La conversión de uno de estos hombres satánicos exigiría un milagro de la gracia mayor que la resurrección de un muerto en el orden natural. Es inútil intentarla por vía de persuasión o de consejo; todo resbalará como el agua sobre el mármol o producirá efectos totalmente contraproducentes. No hay otro camino que el estrictamente sobrenatural: la oración, el ayuno, las lágrimas, el recurso incesante a la Virgen María, abogada y refugio de pecadores. Se necesita un verdadero milagro, y sólo Dios puede hacerlo. No siempre lo hará a pesar de tantas súplicas y ruegos. Diríase que estos desgraciados han rebasado ya la medida de la paciencia de Dios y están destinados a ser, por toda la eternidad, testimonios vivientes de cuán inflexible y rigurosa es la justicia divina cuando se descarga con plenitud sobre los que han abusado definitivamente de su infinita misericordia.

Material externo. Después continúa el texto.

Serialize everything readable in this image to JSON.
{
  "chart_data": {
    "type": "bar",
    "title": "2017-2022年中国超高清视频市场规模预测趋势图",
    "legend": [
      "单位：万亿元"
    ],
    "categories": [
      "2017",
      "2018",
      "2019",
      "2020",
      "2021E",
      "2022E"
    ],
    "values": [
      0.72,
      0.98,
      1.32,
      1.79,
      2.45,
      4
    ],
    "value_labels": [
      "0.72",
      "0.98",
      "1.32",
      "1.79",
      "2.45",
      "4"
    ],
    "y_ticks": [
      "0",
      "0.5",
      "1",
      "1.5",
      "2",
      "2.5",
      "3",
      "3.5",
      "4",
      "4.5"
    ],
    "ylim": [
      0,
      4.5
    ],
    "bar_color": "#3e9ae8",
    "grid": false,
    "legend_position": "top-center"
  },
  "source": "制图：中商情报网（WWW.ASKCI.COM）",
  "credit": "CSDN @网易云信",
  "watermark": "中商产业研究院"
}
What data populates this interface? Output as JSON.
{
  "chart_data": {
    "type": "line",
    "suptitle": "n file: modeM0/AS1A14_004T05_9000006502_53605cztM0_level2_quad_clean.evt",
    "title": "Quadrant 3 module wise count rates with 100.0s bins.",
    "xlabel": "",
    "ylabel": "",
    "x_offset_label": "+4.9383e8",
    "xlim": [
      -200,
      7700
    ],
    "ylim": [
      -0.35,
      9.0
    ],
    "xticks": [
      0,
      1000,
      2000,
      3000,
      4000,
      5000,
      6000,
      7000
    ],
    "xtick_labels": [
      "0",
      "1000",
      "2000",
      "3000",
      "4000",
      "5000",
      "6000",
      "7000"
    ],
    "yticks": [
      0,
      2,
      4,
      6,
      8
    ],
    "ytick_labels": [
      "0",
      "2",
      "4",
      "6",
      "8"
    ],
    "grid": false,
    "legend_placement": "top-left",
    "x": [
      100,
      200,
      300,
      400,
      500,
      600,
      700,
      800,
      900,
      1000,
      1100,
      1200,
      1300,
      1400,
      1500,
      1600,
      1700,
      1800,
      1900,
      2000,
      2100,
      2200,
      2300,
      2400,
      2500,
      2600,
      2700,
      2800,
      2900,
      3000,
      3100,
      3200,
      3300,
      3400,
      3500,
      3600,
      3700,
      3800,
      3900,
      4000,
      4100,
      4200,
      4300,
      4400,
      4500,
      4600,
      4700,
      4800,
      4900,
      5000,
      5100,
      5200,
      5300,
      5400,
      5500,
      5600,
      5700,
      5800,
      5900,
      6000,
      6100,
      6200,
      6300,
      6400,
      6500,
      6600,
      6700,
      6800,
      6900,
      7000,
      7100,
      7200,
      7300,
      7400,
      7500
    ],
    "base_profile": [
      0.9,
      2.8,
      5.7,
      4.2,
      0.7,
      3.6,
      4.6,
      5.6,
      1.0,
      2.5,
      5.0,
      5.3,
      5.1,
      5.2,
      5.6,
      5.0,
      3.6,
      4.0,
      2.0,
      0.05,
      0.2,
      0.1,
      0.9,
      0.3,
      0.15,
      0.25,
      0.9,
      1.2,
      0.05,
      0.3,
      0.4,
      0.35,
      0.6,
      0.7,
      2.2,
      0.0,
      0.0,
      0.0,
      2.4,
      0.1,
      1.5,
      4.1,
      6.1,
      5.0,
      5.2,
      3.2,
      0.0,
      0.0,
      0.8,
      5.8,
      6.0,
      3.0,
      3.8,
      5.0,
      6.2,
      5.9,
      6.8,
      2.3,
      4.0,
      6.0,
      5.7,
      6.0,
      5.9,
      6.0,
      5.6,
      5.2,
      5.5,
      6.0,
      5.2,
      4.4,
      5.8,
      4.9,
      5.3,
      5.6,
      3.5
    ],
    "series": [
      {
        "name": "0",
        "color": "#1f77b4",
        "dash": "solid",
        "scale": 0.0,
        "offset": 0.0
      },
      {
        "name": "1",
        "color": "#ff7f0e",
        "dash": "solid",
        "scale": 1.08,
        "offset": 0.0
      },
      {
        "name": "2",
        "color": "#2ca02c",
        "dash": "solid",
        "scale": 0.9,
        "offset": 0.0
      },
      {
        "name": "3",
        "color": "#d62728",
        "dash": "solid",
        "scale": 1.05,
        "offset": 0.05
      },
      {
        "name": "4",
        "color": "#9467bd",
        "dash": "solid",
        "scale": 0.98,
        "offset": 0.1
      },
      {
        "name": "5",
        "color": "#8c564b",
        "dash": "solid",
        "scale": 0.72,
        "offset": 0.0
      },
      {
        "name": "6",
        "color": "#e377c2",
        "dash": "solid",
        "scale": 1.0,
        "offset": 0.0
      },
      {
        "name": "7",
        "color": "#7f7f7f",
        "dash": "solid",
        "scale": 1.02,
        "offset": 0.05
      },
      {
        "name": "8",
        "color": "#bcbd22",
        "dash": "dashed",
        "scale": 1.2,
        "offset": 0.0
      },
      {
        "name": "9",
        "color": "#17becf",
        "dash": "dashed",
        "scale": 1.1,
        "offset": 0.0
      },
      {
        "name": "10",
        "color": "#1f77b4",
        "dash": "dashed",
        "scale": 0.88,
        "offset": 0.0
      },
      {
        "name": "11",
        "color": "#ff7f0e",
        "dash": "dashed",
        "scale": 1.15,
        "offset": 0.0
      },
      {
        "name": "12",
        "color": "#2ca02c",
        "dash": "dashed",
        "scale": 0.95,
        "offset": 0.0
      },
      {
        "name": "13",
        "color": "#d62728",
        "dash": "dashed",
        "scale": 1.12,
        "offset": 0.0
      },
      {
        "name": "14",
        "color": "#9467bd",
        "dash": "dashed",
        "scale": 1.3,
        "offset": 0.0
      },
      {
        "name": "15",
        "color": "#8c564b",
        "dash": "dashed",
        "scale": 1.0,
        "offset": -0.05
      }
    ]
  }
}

Prescindamos de estos desgraciados, cuya conversión exigiría un verdadero milagro de la gracia, y volvamos nuestros ojos otra vez a esa muchedumbre inmensa de los que pecan por fragilidad o por ignorancia; a esa gran masa de gente que en el fondo tienen fe, practican algunas devociones superficiales y piensan alguna vez en las cosas de su alma y de la eternidad, pero absorbidos por negocios y preocupaciones mundanas, llevan una vida casi puramente natural, levantándose y cayendo continuamente y permaneciendo a veces largas temporadas en estado de pecado mortal. Tales son la inmensa mayoría de los cristianos de «programa mínimo» (misa dominical, confesión anual, etc.), en los que está muy poco desarrollado el sentido cristiano, y se entregan a una vida sin horizontes sobrenaturales, en la que predominan los sentidos sobre la razón y la fe y en la que se hallan muy expuestos a perderse.
¿Qué se podrá hacer para llevar estas pobres almas a una vida más cristiana, más en armonía con las exigencias del bautismo y de sus intereses eternos?
Ante todo hay que inspirarles un gran horror al pecado mortal.